Torture the Artist: Recently you released a remix for Tunnelvisions, who are also amazing artists by the way. Did the riffs of ‘Vigilans’ inspired you also with your remix?
Innellea: It is almost the same riff, but much more in the background than in ‘Vigilans’. Bass guitars in general are always inspiring for us as we both have played the guitar in the past
Torture the Artist: Innellea has a quite unique synth-sound, which you can find in most of your productions. Which synths are you using for this sound and what are the typical effects you are putting on it?
Innellea: The most often used synth definitely is the Arturia Minibrute. Besides that we love the Prophet 8PE and the Arp Odyssey. But honestly, we use a lot of software synthesizers as their possibilities are infinite. Our return-tracks are a mixture of delays and reverbs. We use the Echoboy of Soundtoys for the delays and the Ableton reverb for almost all our reverbs.
Torture the Artist: Which synth do you use to create your groovy bass lines?
Innellea: Also very often we use the Minibrute, as it has a very nice sub-oscillator where you can only choose between sine and square. If you add a bit of the brute factor which is comparable with the feedback function of some synthesizers it sounds super fat and warm. But also some plugins are very nice for creating different bass sounds, like Spectatronics Omnisphere.
Torture the Artist: What have you learnt over the last few months regarding the production process of your music that you’d consider a gamer-changer?
Innellea: Soundtoys! These plugins are incredible.
Torture the Artist: What effects have to be made with analog gadgets, or are you mostly working with digital effects?

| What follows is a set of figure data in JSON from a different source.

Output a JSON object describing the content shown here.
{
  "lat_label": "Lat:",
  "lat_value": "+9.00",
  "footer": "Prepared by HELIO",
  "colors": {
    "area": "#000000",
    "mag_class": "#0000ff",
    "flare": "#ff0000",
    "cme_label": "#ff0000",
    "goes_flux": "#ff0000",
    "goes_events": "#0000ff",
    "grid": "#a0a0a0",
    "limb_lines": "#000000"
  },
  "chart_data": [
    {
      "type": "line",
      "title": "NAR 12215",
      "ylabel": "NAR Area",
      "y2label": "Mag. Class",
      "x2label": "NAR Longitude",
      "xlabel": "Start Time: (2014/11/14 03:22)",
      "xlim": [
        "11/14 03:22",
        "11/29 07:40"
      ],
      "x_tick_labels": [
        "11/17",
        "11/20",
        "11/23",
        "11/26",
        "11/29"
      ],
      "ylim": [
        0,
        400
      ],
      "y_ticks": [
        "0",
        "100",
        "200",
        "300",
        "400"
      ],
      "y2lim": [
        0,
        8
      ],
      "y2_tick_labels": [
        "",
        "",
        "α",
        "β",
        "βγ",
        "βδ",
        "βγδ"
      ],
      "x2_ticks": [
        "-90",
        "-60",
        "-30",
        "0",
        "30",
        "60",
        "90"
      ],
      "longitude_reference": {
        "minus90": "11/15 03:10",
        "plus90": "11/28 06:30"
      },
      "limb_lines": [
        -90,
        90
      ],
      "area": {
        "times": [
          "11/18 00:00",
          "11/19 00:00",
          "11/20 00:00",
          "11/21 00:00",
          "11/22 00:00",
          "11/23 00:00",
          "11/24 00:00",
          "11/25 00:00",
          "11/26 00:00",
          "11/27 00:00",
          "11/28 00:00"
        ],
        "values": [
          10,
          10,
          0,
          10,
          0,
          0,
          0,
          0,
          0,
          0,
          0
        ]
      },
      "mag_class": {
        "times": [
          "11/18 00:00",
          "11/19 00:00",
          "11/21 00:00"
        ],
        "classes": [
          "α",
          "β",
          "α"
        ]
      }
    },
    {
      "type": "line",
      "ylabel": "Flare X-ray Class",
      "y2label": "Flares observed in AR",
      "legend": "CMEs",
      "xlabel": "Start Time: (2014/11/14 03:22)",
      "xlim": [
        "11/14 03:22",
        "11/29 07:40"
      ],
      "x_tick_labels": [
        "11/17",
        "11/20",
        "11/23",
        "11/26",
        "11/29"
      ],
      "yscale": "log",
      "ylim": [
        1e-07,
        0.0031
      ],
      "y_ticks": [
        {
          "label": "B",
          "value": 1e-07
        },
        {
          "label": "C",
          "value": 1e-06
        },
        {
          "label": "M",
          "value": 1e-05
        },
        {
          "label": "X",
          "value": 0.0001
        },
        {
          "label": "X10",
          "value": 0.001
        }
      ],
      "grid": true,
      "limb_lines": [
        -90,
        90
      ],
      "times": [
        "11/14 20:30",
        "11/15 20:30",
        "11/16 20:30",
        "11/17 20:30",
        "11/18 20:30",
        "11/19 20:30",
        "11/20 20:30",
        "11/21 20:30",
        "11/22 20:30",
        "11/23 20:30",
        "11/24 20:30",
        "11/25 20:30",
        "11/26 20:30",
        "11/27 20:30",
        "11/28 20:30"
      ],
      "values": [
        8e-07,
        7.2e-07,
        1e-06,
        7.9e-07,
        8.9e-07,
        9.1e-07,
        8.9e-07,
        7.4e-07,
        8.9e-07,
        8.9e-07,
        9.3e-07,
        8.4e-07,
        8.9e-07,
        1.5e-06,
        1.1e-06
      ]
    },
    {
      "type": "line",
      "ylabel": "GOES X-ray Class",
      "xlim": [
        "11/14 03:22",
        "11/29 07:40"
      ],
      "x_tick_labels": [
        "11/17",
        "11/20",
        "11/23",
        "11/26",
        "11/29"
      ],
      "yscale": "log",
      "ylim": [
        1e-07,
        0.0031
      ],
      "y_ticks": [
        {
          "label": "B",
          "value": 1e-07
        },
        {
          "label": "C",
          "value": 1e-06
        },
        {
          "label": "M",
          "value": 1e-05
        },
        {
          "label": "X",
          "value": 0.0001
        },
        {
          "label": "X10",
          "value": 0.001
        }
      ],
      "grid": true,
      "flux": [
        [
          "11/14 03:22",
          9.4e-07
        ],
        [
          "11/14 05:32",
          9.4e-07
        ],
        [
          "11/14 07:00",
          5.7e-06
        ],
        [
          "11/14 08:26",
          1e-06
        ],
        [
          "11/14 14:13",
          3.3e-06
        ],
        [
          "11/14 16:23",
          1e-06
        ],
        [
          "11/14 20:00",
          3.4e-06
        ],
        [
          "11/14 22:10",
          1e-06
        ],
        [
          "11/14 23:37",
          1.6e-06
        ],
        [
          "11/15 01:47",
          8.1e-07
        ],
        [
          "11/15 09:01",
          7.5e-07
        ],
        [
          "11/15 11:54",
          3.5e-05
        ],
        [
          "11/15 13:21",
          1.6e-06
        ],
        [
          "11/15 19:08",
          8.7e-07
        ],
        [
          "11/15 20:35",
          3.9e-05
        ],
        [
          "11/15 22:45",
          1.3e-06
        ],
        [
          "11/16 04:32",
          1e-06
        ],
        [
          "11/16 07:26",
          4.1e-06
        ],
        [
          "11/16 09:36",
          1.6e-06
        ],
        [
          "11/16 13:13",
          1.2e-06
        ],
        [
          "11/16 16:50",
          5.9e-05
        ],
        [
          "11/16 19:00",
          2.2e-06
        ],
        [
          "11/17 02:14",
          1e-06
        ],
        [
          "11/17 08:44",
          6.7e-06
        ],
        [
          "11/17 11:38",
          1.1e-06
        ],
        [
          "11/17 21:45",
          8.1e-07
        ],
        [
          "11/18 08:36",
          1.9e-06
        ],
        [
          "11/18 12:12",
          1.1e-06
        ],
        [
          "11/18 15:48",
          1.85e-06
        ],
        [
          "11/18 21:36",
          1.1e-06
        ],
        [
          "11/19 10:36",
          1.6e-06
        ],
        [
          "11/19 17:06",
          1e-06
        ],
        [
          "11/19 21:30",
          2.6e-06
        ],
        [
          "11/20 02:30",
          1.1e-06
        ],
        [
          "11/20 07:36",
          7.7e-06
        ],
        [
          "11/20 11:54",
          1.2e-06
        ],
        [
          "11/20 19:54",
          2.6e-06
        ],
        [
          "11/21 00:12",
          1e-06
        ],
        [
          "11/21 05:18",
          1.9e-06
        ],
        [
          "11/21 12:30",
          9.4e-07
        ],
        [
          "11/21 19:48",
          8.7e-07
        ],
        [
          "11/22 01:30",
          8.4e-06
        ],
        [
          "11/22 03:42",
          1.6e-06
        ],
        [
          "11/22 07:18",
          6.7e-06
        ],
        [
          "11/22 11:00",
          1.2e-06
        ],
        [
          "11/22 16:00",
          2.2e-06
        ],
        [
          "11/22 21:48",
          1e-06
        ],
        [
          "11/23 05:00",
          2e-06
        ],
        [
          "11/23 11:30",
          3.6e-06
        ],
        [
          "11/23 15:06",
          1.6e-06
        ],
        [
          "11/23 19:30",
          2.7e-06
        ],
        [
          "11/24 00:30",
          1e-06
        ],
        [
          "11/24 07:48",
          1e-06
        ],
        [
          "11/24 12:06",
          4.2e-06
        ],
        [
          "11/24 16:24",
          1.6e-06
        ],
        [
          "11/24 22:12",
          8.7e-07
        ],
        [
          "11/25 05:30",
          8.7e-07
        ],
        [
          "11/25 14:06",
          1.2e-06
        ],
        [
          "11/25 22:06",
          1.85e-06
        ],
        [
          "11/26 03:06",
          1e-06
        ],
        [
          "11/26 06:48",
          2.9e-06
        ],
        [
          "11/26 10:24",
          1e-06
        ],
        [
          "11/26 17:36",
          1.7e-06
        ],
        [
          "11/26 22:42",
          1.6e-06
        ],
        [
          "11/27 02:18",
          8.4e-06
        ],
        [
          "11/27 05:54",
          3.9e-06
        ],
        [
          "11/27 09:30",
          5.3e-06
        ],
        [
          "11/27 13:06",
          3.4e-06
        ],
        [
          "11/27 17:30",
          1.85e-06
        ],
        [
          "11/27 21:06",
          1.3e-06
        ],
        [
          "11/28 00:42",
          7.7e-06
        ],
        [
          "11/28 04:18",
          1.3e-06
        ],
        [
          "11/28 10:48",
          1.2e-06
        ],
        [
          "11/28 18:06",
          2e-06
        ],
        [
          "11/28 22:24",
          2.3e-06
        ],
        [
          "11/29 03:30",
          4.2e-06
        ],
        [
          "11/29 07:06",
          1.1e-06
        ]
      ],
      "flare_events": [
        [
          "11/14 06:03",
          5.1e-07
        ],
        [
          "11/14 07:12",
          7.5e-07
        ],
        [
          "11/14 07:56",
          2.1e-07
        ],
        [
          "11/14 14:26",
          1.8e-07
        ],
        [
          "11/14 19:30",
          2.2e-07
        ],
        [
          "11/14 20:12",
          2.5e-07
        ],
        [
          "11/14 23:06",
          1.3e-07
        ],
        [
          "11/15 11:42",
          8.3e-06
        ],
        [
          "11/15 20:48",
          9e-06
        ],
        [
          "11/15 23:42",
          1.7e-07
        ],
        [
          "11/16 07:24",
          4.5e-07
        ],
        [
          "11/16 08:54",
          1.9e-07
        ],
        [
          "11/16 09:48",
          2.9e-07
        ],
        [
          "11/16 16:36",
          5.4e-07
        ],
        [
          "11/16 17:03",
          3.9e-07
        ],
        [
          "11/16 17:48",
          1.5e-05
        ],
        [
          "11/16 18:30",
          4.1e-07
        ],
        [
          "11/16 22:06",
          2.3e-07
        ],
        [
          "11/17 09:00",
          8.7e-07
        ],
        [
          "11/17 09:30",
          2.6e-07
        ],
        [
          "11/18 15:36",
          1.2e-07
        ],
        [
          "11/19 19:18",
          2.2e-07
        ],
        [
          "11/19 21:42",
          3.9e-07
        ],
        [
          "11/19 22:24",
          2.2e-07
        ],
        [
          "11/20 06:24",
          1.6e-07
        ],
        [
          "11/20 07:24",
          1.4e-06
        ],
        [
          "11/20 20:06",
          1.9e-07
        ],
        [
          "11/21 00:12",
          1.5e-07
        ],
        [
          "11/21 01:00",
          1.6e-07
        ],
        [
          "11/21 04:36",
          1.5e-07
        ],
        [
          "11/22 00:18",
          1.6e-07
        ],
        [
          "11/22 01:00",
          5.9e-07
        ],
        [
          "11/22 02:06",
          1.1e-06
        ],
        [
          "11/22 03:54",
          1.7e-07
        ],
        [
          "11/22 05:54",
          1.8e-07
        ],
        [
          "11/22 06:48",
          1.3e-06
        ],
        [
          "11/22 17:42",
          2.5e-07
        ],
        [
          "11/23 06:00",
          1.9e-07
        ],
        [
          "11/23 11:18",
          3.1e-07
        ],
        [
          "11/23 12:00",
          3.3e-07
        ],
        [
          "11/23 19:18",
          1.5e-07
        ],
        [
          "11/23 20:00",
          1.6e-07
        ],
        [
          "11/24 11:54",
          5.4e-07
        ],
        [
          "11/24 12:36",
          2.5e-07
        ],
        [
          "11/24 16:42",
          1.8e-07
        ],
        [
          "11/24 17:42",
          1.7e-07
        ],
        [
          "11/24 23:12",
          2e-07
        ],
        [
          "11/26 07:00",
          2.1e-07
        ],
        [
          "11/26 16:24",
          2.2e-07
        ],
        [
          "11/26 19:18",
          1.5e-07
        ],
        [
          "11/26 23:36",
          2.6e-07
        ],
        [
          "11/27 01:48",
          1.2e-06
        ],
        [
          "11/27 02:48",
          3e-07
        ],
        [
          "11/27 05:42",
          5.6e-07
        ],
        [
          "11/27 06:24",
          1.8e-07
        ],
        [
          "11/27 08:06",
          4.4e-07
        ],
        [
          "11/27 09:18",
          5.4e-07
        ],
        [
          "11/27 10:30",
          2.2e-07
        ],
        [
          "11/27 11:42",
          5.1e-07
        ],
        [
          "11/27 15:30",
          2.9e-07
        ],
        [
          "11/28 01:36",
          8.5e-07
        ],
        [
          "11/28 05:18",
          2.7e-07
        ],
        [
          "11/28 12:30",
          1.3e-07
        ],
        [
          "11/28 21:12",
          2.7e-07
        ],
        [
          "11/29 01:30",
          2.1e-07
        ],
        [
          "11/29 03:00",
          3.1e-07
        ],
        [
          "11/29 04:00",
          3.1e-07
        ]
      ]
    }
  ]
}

Innellea: When it comes to effects we are working with digital effects, like the aforementioned Soundtoys. Fabfilter for eq-ing or the Virtual Mix Rack of Slate Digital for different types of compressors, eq’s and saturation. These digitals sound great to us and we love working with them as it is super fast and easy to handle.
Torture the Artist: What’s the drum computer of your choice and what makes this one special in your opinion?
Innellea: We recently bought the Vermona DRM MKIII. It has some very unique sounds and is different to every other drumcomputer.
Torture the Artist: What is your Live-Set set-up looking like now and you have any plans in changing it?
Dani: When playing live, I’m mainly managing Ableton and its effects with some Novation controllers.
Michi: I am creating grooves with the Arturia Drumbrute, playing drums on the Bop Pad from Keith McMillen and adding some keys – either with the Yamaha Reface CS or with the Arturia Minibrute.
Torture the Artist: What is the next gadget to buy for you?
Dani: Somehow I’m interested in Moog’s Grandmother.